Supongamos por un momento este pretendido derecho; yo afirmo que resulta de él un galimatías inexplicable, porque si la fuerza constituye el derecho, como el efecto cambia con la causa, toda fuerza superior a la primera modificará el derecho. Desde que se puede desobedecer impunemente, se puede legítimamente, y puesto que el más fuerte tiene siempre razón, no se trata más que de procurar serlo. ¿Qué es, pues, un derecho que perece cuando la fuerza cesa? Si es preciso obedecer por fuerza, no es necesario obedecer por deber, y si la fuerza desaparece, la obligación no existe.
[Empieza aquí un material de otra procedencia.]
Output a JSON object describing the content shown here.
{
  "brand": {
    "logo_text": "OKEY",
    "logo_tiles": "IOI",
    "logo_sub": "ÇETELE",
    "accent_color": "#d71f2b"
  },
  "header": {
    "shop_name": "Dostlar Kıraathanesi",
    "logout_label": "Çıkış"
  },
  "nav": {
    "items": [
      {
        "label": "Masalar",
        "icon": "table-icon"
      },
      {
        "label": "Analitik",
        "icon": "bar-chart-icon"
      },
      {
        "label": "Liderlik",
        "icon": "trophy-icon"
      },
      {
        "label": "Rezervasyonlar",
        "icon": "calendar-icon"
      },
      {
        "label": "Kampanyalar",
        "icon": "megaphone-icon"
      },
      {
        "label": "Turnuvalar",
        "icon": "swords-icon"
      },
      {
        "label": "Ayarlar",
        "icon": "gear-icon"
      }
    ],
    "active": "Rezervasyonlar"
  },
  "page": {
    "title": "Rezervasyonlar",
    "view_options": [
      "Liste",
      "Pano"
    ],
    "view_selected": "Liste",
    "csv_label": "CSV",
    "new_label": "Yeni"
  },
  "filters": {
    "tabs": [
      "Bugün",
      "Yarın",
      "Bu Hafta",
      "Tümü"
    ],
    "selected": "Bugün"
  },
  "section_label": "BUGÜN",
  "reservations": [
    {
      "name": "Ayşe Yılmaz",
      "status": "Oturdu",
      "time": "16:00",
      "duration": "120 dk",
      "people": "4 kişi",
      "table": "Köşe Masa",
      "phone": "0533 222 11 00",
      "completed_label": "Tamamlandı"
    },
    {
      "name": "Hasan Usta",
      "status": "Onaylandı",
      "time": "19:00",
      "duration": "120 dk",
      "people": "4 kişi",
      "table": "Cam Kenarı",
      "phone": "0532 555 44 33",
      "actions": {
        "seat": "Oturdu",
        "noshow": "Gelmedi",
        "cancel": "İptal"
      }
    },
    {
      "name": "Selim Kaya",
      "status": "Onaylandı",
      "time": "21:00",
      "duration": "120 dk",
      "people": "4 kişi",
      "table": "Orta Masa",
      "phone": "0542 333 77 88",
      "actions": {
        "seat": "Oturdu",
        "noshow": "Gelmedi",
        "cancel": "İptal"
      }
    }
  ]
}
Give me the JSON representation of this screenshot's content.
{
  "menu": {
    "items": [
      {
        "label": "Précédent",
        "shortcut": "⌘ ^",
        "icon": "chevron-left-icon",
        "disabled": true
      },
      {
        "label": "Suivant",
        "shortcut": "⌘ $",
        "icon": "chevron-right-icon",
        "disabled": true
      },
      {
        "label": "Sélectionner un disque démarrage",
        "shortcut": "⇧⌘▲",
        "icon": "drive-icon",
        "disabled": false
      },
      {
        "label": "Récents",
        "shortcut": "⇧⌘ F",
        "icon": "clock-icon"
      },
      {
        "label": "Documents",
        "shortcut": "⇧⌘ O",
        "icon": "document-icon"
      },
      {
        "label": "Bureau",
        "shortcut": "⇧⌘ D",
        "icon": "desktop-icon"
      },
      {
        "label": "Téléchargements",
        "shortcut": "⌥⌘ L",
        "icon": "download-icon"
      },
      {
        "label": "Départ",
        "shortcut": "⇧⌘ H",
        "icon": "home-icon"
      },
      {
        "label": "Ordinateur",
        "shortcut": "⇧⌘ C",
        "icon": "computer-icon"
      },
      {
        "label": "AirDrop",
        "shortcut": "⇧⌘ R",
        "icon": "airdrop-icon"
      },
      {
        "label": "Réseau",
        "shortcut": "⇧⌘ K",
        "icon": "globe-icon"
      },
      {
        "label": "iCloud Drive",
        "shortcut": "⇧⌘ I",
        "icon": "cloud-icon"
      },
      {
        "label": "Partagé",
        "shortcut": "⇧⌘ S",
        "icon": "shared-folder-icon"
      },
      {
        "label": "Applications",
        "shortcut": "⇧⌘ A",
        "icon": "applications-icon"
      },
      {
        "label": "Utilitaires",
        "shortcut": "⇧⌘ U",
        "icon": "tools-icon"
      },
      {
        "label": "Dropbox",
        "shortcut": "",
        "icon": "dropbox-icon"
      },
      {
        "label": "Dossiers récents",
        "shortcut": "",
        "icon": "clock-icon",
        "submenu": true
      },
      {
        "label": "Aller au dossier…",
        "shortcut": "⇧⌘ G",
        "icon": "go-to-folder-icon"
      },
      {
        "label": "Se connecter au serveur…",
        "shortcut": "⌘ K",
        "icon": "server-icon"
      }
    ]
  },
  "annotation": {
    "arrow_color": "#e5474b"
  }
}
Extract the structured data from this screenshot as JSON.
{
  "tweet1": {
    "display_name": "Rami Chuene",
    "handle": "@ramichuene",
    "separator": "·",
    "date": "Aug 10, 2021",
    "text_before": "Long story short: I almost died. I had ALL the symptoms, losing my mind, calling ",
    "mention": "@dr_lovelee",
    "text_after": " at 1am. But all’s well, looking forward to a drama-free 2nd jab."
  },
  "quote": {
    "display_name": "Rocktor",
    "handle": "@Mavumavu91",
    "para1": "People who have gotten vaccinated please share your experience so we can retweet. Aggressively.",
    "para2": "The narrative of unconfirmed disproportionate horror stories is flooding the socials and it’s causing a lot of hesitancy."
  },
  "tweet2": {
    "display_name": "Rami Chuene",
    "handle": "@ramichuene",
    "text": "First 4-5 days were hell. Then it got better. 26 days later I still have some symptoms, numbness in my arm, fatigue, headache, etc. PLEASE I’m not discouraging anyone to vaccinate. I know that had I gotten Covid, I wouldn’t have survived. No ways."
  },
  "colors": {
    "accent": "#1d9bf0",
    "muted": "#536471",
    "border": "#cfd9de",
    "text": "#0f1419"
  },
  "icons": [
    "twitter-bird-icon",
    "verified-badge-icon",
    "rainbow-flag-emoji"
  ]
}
Resulta, por consiguiente, que la palabra derecho no añade nada a la fuerza ni significa aquí nada en absoluto.

Obedeced a los poderes. Si esto quiere decir: cede a la fuerza, el precepto es bueno, pero superfluo.

Respondo que no será jamás violado. Todo poder emana de Dios, lo reconozco, pero toda enfermedad también. ¿Estará prohibido, por ello, recurrir al médico? ¿Si un bandido me sorprende en una selva, estaré, no solamente por la fuerza, sino aun pudiendo evitarlo, obligado en conciencia a entregarle mi bolsa? ¿Por qué, en fin, la pistola que él tiene es un poder?

Convengamos, pues, en que la fuerza no hace el derecho y en que no se está obligado a obedecer sino a los poderes legítimos. Así, mi cuestión primitiva queda siempre en pie.